If sales-tax collections remain worse than projected, it could signal an economic recovery may take longer to reach the state, leading to additional spending cuts next year on top of those this year and a deeper budget hole to fill when federal stimulus money runs out in mid-2011.
"December to January will give us some idea where this thing is going," said Boardman, who works in the legislature's Fiscal Research Division. "It's important as a marker of whether we are continuing to slide down or whether we're flattening out and we can see a bump up in the near future."
North Carolina overall tax collections already were 1.5 percent less compared with what legislators projected through October, or the first four months of the fiscal year, when they wrote the current $19 billion state budget.
The $95 million shortfall is manageable for now. Gov. Bev Perdue already is holding back money to pay bills later in the year and analysts have projected a rebound in many state business sectors in 2010.
"Things look a little more stable," Perdue said recently.
But the decline is on top of a 1 to 2 percent revenue drop legislators expected for the entire year. And it follows a 10.9 percent reduction in actual revenues for the fiscal year ending last June 30, marking the worst year-to-year decline since at least 1970.
Boardman is concerned about sales taxes, which are down a whopping 11.7 percent so far this year compared with a 2.7 percent decline a year ago, adjusted for tax changes. At the current pace, the state could generate $100 million less on sales taxes alone this year, he said.

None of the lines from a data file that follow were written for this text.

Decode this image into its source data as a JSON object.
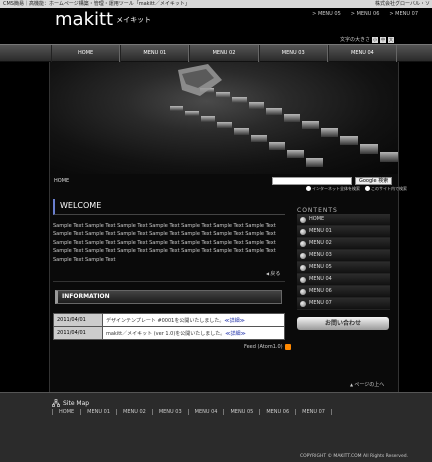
{
  "topbar": {
    "tagline": "CMS簡易｜高機能：ホームページ構築・管理・運用ツール「makitt／メイキット」",
    "company": "株式会社グローバル・ソ"
  },
  "brand": {
    "logo": "makitt",
    "kana": "メイキット"
  },
  "top_menus": [
    "MENU 05",
    "MENU 06",
    "MENU 07"
  ],
  "font_size": {
    "label": "文字の大きさ",
    "buttons": [
      "小",
      "中",
      "大"
    ]
  },
  "gnav": [
    "HOME",
    "MENU 01",
    "MENU 02",
    "MENU 03",
    "MENU 04"
  ],
  "breadcrumb": "HOME",
  "search": {
    "button": "Google 検索",
    "options": [
      "インターネット全体を検索",
      "このサイト内で検索"
    ]
  },
  "main": {
    "title": "WELCOME",
    "lines": [
      "Sample Text Sample Text Sample Text Sample Text Sample Text Sample Text Sample Text",
      "Sample Text Sample Text Sample Text Sample Text Sample Text Sample Text Sample Text",
      "Sample Text Sample Text Sample Text Sample Text Sample Text Sample Text Sample Text",
      "Sample Text Sample Text Sample Text Sample Text Sample Text Sample Text Sample Text",
      "Sample Text Sample Text"
    ],
    "back": "戻る"
  },
  "info": {
    "title": "INFORMATION",
    "rows": [
      {
        "date": "2011/04/01",
        "text": "デザインテンプレート #0001を公開いたしました。",
        "link": "≪詳細≫"
      },
      {
        "date": "2011/04/01",
        "text": "makitt／メイキット (ver 1.0)を公開いたしました。",
        "link": "≪詳細≫"
      }
    ],
    "feed": "Feed (Atom1.0)"
  },
  "sidebar": {
    "heading": "CONTENTS",
    "items": [
      "HOME",
      "MENU 01",
      "MENU 02",
      "MENU 03",
      "MENU 05",
      "MENU 04",
      "MENU 06",
      "MENU 07"
    ],
    "inquiry": "お問い合わせ"
  },
  "page_top": "ページの上へ",
  "footer": {
    "sitemap": "Site Map",
    "nav": [
      "HOME",
      "MENU 01",
      "MENU 02",
      "MENU 03",
      "MENU 04",
      "MENU 05",
      "MENU 06",
      "MENU 07"
    ],
    "copyright": "COPYRIGHT © MAKITT.COM All Rights Reserved."
  },
  "colors": {
    "accent": "#6a7fd0",
    "background": "#000000",
    "link": "#2233aa"
  }
}
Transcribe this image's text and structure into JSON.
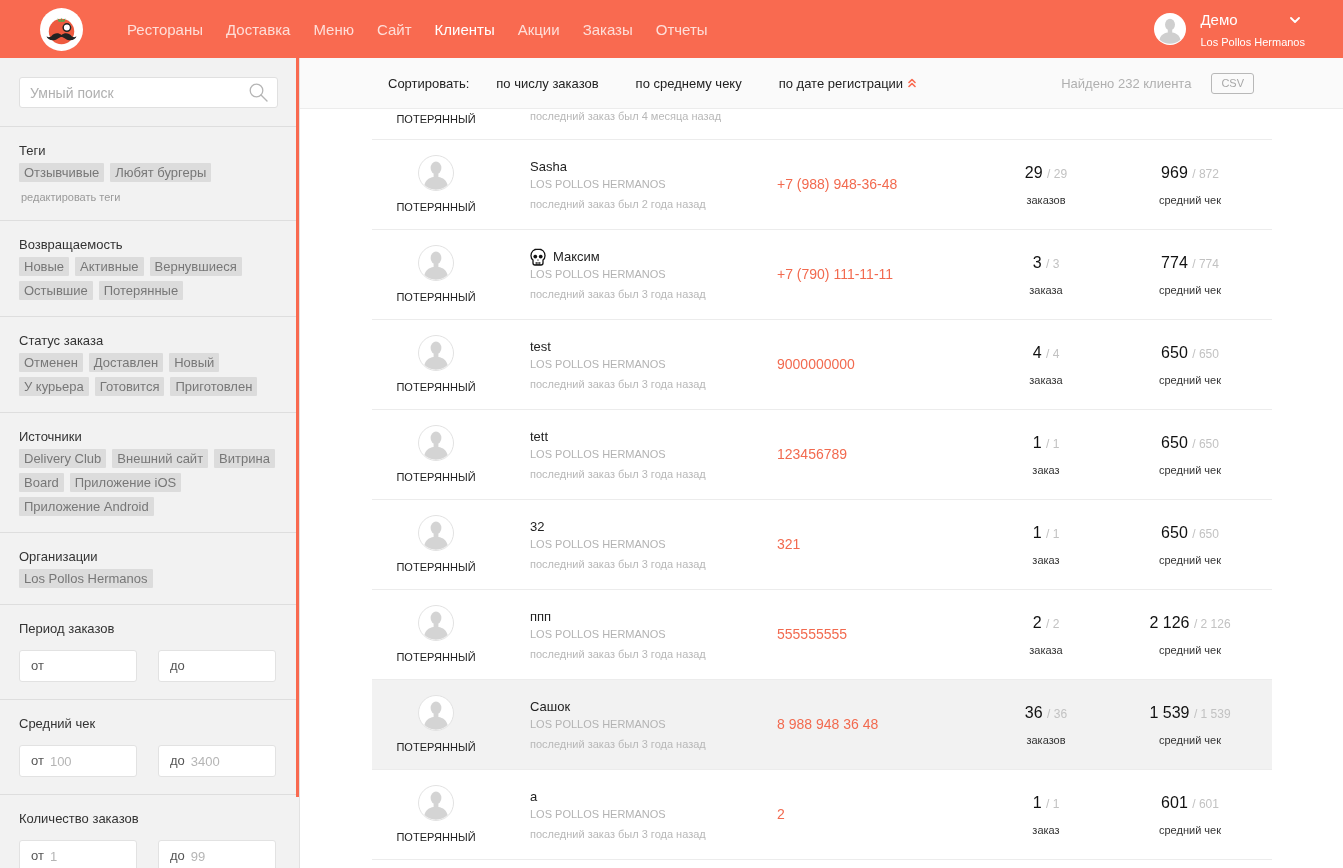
{
  "header": {
    "nav": [
      {
        "label": "Рестораны",
        "selected": false
      },
      {
        "label": "Доставка",
        "selected": false
      },
      {
        "label": "Меню",
        "selected": false
      },
      {
        "label": "Сайт",
        "selected": false
      },
      {
        "label": "Клиенты",
        "selected": true
      },
      {
        "label": "Акции",
        "selected": false
      },
      {
        "label": "Заказы",
        "selected": false
      },
      {
        "label": "Отчеты",
        "selected": false
      }
    ],
    "user": {
      "name": "Демо",
      "organization": "Los Pollos Hermanos"
    }
  },
  "sidebar": {
    "search": {
      "placeholder": "Умный поиск"
    },
    "filters": [
      {
        "kind": "tags",
        "title": "Теги",
        "tags": [
          "Отзывчивые",
          "Любят бургеры"
        ],
        "edit_link": "редактировать теги"
      },
      {
        "kind": "tags",
        "title": "Возвращаемость",
        "tags": [
          "Новые",
          "Активные",
          "Вернувшиеся",
          "Остывшие",
          "Потерянные"
        ]
      },
      {
        "kind": "tags",
        "title": "Статус заказа",
        "tags": [
          "Отменен",
          "Доставлен",
          "Новый",
          "У курьера",
          "Готовится",
          "Приготовлен"
        ]
      },
      {
        "kind": "tags",
        "title": "Источники",
        "tags": [
          "Delivery Club",
          "Внешний сайт",
          "Витрина",
          "Board",
          "Приложение iOS",
          "Приложение Android"
        ]
      },
      {
        "kind": "tags",
        "title": "Организации",
        "tags": [
          "Los Pollos Hermanos"
        ]
      },
      {
        "kind": "range",
        "title": "Период заказов",
        "fields": [
          {
            "prefix": "от"
          },
          {
            "prefix": "до"
          }
        ]
      },
      {
        "kind": "range",
        "title": "Средний чек",
        "fields": [
          {
            "prefix": "от",
            "placeholder": "100"
          },
          {
            "prefix": "до",
            "placeholder": "3400"
          }
        ]
      },
      {
        "kind": "range",
        "title": "Количество заказов",
        "fields": [
          {
            "prefix": "от",
            "placeholder": "1"
          },
          {
            "prefix": "до",
            "placeholder": "99"
          }
        ]
      }
    ]
  },
  "sort_bar": {
    "label": "Сортировать:",
    "options": [
      {
        "label": "по числу заказов",
        "selected": false
      },
      {
        "label": "по среднему чеку",
        "selected": false
      },
      {
        "label": "по дате регистрации",
        "selected": true
      }
    ],
    "found": "Найдено 232 клиента",
    "export_button": "CSV"
  },
  "clipped_row": {
    "status": "ПОТЕРЯННЫЙ",
    "last_order": "последний заказ был 4 месяца назад"
  },
  "clients": [
    {
      "name": "Sasha",
      "flagged": false,
      "company": "LOS POLLOS HERMANOS",
      "last_order": "последний заказ был 2 года назад",
      "status": "ПОТЕРЯННЫЙ",
      "phone": "+7 (988) 948-36-48",
      "orders": "29",
      "orders_all": "/ 29",
      "orders_label": "заказов",
      "avg": "969",
      "avg_all": "/ 872",
      "avg_label": "средний чек",
      "selected": false
    },
    {
      "name": "Максим",
      "flagged": true,
      "company": "LOS POLLOS HERMANOS",
      "last_order": "последний заказ был 3 года назад",
      "status": "ПОТЕРЯННЫЙ",
      "phone": "+7 (790) 111-11-11",
      "orders": "3",
      "orders_all": "/ 3",
      "orders_label": "заказа",
      "avg": "774",
      "avg_all": "/ 774",
      "avg_label": "средний чек",
      "selected": false
    },
    {
      "name": "test",
      "flagged": false,
      "company": "LOS POLLOS HERMANOS",
      "last_order": "последний заказ был 3 года назад",
      "status": "ПОТЕРЯННЫЙ",
      "phone": "9000000000",
      "orders": "4",
      "orders_all": "/ 4",
      "orders_label": "заказа",
      "avg": "650",
      "avg_all": "/ 650",
      "avg_label": "средний чек",
      "selected": false
    },
    {
      "name": "tett",
      "flagged": false,
      "company": "LOS POLLOS HERMANOS",
      "last_order": "последний заказ был 3 года назад",
      "status": "ПОТЕРЯННЫЙ",
      "phone": "123456789",
      "orders": "1",
      "orders_all": "/ 1",
      "orders_label": "заказ",
      "avg": "650",
      "avg_all": "/ 650",
      "avg_label": "средний чек",
      "selected": false
    },
    {
      "name": "32",
      "flagged": false,
      "company": "LOS POLLOS HERMANOS",
      "last_order": "последний заказ был 3 года назад",
      "status": "ПОТЕРЯННЫЙ",
      "phone": "321",
      "orders": "1",
      "orders_all": "/ 1",
      "orders_label": "заказ",
      "avg": "650",
      "avg_all": "/ 650",
      "avg_label": "средний чек",
      "selected": false
    },
    {
      "name": "ппп",
      "flagged": false,
      "company": "LOS POLLOS HERMANOS",
      "last_order": "последний заказ был 3 года назад",
      "status": "ПОТЕРЯННЫЙ",
      "phone": "555555555",
      "orders": "2",
      "orders_all": "/ 2",
      "orders_label": "заказа",
      "avg": "2 126",
      "avg_all": "/ 2 126",
      "avg_label": "средний чек",
      "selected": false
    },
    {
      "name": "Сашок",
      "flagged": false,
      "company": "LOS POLLOS HERMANOS",
      "last_order": "последний заказ был 3 года назад",
      "status": "ПОТЕРЯННЫЙ",
      "phone": "8 988 948 36 48",
      "orders": "36",
      "orders_all": "/ 36",
      "orders_label": "заказов",
      "avg": "1 539",
      "avg_all": "/ 1 539",
      "avg_label": "средний чек",
      "selected": true
    },
    {
      "name": "а",
      "flagged": false,
      "company": "LOS POLLOS HERMANOS",
      "last_order": "последний заказ был 3 года назад",
      "status": "ПОТЕРЯННЫЙ",
      "phone": "2",
      "orders": "1",
      "orders_all": "/ 1",
      "orders_label": "заказ",
      "avg": "601",
      "avg_all": "/ 601",
      "avg_label": "средний чек",
      "selected": false
    }
  ]
}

Polls released last week don't provide much hope that sales will rapidly rebound. A Conference Board survey found consumers nationwide only a little less gloomy than they were a year ago. An Associated Press-GfK poll found 93 percent of consumers surveyed planned to spend at the holiday less or about the same as last year.
Rep. Jim Crawford, another House budget-writer who owns a hardware store and a shopping center, said people don't want to spend because they've lost their jobs.
"We have got to get some people back to work," said Crawford, D-Granville, who worries the shortfall could reach between $400 million and $800 million when legislators reconvene in May to adjust the budget. "My retailers are just choking. They don't have enough business."
Neither Perdue nor Boardman put an estimate on a shortfall because it's too early in the fiscal year. Perdue's budget office may have more than $600 million in savings at its disposal to close a shortfall, but legislators still would have less money to work with in the new budget year starting in July.